Samuel Marques sai às 9h do Capão Redondo para chegar ao trabalho, na Vila Olímpia, por volta das 10h. Vai de bicicleta, com uma caixa térmica de 45 litros nas costas e a meta de só voltar pra casa depois de colocar no bolso 50 reais com entregas para os aplicativos em que está cadastrado: Rappi, iFood e Uber Eats.
“A gente não descansa”, diz o rapaz, que trabalha pelo menos doze horas por dia e sete dias por semana. Ganha cerca de 1 000 reais por mês com a jornada, já descontados os gastos com alimentação e um ou outro imprevisto do caminho, como um pneu furado. “Não me lembro da minha última folga desde que comecei a trabalhar com isso, um ano atrás. Toda as vezes que sento para assistir à televisão em casa, penso que poderia estar pedalando e fazendo algum dinheiro”, afirmou.
Samuel Marques é um entre os cerca de 30 000 entregadores ciclistas cadastrados nos aplicativos somente na capital paulista. O número dá a dimensão de uma atividade que, há um ano, passava quase despercebida em São Paulo. Hoje, os ciclistas com caixas nas costas tomam as paisagens dos centros comerciais nas horas de pico da fome – das 12h às 15h e das 19h às 22h –, além de serem presença constante em calçadas próximas a shopping centers, restaurantes ou supermercados nos fins de semana.

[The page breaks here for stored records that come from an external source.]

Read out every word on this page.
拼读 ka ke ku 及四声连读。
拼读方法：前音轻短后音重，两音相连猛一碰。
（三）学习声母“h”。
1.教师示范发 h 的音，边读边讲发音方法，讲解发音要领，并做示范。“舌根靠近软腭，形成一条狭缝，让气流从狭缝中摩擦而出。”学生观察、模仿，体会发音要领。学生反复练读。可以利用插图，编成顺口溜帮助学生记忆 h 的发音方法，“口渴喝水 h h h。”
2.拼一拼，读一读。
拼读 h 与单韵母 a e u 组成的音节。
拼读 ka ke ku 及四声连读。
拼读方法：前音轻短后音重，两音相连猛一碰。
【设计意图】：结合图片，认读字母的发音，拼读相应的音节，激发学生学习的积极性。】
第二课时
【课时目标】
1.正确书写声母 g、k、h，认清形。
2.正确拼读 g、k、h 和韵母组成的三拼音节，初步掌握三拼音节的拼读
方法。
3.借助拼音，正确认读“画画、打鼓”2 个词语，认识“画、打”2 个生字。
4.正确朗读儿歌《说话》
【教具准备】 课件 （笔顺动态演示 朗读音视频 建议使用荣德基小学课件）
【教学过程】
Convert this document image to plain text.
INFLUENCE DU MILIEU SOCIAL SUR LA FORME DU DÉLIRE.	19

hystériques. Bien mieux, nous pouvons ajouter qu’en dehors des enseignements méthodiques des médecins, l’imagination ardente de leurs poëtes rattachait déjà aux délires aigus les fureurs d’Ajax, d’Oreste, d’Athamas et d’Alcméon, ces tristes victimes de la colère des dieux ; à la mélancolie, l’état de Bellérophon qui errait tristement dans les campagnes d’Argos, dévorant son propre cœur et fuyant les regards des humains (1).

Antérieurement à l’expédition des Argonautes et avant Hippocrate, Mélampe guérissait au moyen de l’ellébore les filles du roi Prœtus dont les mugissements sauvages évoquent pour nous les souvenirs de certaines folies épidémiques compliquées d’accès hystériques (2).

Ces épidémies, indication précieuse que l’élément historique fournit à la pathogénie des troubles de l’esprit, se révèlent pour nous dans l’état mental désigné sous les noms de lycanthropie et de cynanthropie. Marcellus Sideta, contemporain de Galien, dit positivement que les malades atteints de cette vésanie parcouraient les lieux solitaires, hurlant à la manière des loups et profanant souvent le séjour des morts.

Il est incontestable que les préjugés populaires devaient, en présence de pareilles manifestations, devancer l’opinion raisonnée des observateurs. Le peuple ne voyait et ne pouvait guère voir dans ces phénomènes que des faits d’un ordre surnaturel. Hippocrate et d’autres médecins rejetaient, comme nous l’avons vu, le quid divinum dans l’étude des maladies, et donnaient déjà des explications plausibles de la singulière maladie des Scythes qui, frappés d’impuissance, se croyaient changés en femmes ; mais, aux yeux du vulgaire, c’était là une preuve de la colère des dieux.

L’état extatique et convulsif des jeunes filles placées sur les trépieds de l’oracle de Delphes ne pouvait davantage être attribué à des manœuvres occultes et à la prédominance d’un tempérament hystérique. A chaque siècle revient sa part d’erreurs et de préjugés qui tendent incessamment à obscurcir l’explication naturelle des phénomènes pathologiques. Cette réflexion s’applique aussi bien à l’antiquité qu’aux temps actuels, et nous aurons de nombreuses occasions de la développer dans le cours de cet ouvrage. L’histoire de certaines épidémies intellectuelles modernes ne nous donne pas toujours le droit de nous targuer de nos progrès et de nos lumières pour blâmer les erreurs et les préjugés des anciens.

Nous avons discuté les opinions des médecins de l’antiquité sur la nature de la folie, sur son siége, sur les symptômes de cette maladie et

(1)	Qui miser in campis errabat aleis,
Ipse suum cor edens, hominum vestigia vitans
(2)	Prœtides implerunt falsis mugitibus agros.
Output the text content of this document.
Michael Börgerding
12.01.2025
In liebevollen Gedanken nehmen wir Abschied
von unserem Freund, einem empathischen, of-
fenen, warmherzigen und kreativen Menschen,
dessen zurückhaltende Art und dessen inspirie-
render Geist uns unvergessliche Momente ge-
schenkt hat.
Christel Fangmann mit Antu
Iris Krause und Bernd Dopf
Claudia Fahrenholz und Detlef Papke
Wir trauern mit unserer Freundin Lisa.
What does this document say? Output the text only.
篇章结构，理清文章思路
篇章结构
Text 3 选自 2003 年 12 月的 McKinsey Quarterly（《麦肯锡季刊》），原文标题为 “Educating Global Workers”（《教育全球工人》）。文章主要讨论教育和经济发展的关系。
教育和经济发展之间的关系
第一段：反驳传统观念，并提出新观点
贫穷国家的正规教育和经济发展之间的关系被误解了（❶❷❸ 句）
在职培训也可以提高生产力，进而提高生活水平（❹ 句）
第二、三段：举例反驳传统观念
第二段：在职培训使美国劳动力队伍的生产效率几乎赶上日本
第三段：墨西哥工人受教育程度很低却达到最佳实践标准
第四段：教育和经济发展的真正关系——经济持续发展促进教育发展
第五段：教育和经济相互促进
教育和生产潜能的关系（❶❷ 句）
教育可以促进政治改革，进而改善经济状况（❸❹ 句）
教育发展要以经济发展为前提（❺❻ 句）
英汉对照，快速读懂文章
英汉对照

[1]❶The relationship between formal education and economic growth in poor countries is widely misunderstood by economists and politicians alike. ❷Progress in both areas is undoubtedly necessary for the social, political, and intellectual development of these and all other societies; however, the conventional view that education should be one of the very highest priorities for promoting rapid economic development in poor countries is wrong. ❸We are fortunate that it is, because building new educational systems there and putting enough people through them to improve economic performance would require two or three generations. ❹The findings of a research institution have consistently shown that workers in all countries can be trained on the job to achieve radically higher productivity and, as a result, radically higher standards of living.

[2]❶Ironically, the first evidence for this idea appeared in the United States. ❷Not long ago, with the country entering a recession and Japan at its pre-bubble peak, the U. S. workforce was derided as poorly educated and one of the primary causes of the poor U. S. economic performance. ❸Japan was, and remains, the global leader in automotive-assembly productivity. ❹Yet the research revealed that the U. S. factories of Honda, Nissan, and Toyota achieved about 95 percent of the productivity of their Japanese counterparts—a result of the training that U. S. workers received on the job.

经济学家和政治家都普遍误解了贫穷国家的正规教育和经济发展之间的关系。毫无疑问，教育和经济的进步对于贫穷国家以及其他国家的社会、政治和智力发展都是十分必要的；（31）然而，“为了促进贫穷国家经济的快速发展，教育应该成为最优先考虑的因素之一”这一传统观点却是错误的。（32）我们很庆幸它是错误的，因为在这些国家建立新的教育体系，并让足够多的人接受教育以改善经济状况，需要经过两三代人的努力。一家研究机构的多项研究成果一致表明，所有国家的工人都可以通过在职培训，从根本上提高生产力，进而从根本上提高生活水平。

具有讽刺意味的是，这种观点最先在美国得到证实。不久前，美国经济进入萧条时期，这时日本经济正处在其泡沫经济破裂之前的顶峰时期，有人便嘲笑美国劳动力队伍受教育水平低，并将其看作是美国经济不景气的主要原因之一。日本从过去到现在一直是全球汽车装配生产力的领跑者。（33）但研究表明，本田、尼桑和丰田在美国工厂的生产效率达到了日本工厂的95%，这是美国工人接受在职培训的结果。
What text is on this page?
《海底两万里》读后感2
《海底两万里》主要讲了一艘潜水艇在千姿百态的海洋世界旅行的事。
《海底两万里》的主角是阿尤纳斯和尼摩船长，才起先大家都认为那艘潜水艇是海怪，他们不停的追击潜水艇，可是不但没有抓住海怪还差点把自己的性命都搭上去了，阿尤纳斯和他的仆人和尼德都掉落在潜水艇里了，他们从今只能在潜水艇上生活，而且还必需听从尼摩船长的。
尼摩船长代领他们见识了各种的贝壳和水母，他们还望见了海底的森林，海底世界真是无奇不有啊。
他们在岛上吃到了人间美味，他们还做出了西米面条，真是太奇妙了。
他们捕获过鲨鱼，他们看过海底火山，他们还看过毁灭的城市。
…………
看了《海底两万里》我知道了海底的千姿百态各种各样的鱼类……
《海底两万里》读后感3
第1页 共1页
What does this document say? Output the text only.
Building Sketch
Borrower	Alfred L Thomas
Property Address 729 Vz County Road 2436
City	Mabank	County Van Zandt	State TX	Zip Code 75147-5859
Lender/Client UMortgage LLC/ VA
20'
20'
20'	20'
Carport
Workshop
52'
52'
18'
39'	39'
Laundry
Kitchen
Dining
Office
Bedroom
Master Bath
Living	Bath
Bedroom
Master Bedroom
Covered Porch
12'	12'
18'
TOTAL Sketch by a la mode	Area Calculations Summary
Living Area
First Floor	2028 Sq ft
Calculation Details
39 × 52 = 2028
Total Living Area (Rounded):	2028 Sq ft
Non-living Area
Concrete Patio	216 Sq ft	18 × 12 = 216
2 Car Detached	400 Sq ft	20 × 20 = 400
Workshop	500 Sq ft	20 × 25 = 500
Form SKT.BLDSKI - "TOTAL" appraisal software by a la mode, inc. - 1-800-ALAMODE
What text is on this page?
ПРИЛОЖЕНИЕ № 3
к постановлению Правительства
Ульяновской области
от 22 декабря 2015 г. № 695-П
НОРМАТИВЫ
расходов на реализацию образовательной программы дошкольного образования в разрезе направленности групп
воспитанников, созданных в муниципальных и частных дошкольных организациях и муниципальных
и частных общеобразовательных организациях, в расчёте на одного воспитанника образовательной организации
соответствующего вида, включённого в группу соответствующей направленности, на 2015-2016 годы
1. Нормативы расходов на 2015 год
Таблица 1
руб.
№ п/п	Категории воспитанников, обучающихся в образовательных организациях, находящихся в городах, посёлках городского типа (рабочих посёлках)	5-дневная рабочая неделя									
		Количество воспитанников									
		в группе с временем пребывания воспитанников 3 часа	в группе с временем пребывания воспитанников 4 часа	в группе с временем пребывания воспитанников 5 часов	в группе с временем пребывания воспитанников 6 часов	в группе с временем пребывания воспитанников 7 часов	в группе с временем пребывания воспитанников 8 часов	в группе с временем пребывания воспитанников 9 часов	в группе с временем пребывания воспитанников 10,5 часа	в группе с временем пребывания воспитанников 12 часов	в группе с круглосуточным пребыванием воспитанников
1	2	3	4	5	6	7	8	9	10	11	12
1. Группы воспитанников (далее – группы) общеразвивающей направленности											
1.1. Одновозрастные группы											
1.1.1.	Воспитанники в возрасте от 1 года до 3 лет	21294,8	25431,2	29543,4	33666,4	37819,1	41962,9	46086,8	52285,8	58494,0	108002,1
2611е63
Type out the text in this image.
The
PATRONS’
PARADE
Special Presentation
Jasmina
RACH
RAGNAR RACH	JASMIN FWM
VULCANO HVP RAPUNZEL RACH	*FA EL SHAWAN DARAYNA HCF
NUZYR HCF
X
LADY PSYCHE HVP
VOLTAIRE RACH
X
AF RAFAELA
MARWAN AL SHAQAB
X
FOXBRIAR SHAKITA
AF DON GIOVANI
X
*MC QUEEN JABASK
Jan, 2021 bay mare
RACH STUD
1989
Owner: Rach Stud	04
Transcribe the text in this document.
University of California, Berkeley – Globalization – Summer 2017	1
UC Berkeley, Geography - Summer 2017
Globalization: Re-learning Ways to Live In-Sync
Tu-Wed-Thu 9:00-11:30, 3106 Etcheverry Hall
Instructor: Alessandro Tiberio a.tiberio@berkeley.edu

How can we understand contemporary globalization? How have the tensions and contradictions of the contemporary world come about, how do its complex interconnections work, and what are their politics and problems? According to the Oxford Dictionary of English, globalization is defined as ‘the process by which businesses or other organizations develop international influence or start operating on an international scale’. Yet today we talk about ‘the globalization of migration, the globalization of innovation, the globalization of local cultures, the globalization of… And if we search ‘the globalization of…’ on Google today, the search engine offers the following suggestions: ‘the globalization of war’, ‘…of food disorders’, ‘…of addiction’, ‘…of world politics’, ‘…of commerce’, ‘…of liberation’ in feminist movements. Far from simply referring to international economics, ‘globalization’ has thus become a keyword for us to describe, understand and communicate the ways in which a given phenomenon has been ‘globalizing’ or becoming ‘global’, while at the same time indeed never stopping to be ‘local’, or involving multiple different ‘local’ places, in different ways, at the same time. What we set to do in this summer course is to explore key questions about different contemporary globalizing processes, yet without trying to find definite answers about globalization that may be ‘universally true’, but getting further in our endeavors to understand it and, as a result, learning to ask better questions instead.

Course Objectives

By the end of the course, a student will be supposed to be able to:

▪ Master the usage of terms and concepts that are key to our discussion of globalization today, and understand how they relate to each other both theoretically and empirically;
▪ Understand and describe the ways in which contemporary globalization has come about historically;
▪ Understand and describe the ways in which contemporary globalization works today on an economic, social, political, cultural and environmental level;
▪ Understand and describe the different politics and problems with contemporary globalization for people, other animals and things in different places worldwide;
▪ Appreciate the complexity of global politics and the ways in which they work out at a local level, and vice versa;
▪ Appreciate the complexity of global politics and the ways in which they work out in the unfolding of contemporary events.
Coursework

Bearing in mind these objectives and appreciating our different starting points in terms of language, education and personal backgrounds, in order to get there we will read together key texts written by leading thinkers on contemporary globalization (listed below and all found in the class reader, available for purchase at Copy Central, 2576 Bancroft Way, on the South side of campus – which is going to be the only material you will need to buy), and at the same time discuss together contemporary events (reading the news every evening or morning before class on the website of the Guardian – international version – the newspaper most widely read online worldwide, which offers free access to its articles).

Um perfil desse trabalhador foi traçado em junho pela Associação Brasileira do Setor de Bicicletas (Aliança Bike), coordenado pelo instituto Multiplicidade e apoiado pelo Laboratório de Mobilidade Urbana da Universidade Federal do Rio de Janeiro (UFRJ). Após entrevistas com 270 ciclistas em São Paulo, o levantamento concluiu que 75% desses profissionais têm idade entre 18 e 27 anos e, como Samuel Marques, pedalam cerca de doze horas por um salário médio mensal de 936 reais. Realizam diariamente dez entregas, a 5 reais cada. Seis em cada dez ciclistas trabalham todos os dias da semana, sem folgas.
Apenas o iFood comentou a pesquisa. A startup tem dados diferentes sobre jornada e folgas. Levantamento da empresa aponta que os ciclistas ficam disponíveis para as entregas dentro da plataforma por, no máximo, dois dias consecutivos e que trabalham, em média, oito dias do mês. “A maioria dos parceiros pedala cerca de 10 quilômetros por dia durante o período de entregas”, disse a companhia, em nota.
Para Daniel Guth, diretor executivo da Aliança Bike, as divergências nos dados ocorrem em função de os ciclistas prestarem serviços para várias empresas de aplicativo. “O ciclista não trabalha só para uma companhia”, diz. “Um trabalhador pode muito bem pegar entregas do iFood em dois dias da semana e trabalhar para o Uber Eats e para o Rappi nos outros dias. Ou pode ser tudo isso no mesmo dia.”